Le clic sec du téléphone me laisse seule, face à la fenêtre, le regard perdu sur les toits gris de la ville. Mon mari, François, entre dans la pièce, devinant sans peine l’issue de l’appel. Il ne dit rien, pose simplement une main sur mon épaule. Je sens sa tristesse, son impuissance, miroir de la mienne.

Sophie était une enfant solaire. Petite, elle courait dans le jardin, les joues rouges, les cheveux en bataille. Elle riait pour un rien, me serrait fort dans ses bras. Où est passée cette complicité ? À quel moment ai-je perdu ma fille ?

Les jours passent, rythmés par l’attente d’un message, d’un signe. Je me surprends à guetter le moindre bruit de téléphone, à espérer une conversation qui ne viendra pas. Parfois, je me dis que je devrais arrêter de céder, refuser de lui envoyer de l’argent. Mais la peur de la perdre complètement me paralyse. Et si elle ne m’appelait plus du tout ?

Un soir, alors que je prépare le dîner, François explose :

— Tu ne vois pas qu’elle profite de toi ? Elle ne t’appelle que pour l’argent ! On ne peut pas continuer comme ça, Hélène. Il faut qu’elle comprenne qu’on n’est pas une banque.

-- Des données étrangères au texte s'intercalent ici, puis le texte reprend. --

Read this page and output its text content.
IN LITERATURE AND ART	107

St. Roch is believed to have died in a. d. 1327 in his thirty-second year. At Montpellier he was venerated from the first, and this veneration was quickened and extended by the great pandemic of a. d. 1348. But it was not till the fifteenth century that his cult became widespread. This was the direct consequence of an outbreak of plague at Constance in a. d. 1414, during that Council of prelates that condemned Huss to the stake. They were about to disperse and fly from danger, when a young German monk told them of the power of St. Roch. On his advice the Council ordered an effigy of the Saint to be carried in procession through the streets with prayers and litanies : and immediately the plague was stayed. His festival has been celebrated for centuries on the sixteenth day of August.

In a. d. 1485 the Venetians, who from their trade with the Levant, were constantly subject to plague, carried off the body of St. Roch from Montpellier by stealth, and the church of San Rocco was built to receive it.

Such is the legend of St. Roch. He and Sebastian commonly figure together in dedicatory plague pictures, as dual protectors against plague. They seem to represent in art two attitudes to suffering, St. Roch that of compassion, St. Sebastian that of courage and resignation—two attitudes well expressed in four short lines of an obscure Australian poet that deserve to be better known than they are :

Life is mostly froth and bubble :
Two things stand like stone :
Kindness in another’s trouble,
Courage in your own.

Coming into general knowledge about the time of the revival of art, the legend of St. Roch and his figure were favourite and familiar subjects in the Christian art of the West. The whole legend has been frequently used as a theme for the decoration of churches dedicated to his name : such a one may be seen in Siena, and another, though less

Je baisse les yeux, honteuse. Il a raison, bien sûr. Mais comment lui expliquer ce vide, ce manque qui me ronge ? Je préfère encore ces appels intéressés à l’indifférence totale. Je me sens lâche, incapable de poser des limites.

Le lendemain, je décide d’aller voir Sophie à l’improviste. J’achète des croissants, comme autrefois, et je monte les quatre étages de son immeuble, le cœur battant. Elle ouvre la porte, surprise, les traits tirés.

— Maman ? Qu’est-ce que tu fais là ?

Je souris, maladroite.

— Je passais dans le quartier… Je me suis dit qu’on pourrait prendre un café ensemble.

Elle hésite, puis s’efface pour me laisser entrer. L’appartement est en désordre, des vêtements traînent partout, des factures s’entassent sur la table. Je sens son malaise, sa gêne.

— Tu travailles trop, ma chérie ? Tu as l’air fatiguée.

Elle hausse les épaules, s’assoit en face de moi.

— C’est compliqué, maman. Le boulot, les études, le loyer… J’ai l’impression de jamais m’en sortir. Et puis, tu sais, avec papa, c’est pas simple non plus. J’ai pas envie de venir à la maison pour qu’il me fasse la morale.

Je sens la colère monter, mais je la ravale. Je voudrais lui dire qu’on l’aime, qu’on s’inquiète, mais les mots restent coincés dans ma gorge. Je me contente de lui tendre les croissants, comme un geste de paix dérisoire.

— Tu sais, tu pourrais nous parler. On est là pour toi, pas seulement pour l’argent.

Elle détourne les yeux, gênée.

— Je sais, maman. Mais c’est plus facile comme ça. J’ai pas envie de vous décevoir.

Je comprends alors que ce n’est pas seulement de l’indifférence. C’est aussi de la honte, de la peur de ne pas être à la hauteur. Je voudrais la prendre dans mes bras, lui dire que tout ira bien, mais elle se lève déjà, range nerveusement ses affaires.

— Je dois y aller, j’ai cours dans une heure. Merci pour les croissants, maman.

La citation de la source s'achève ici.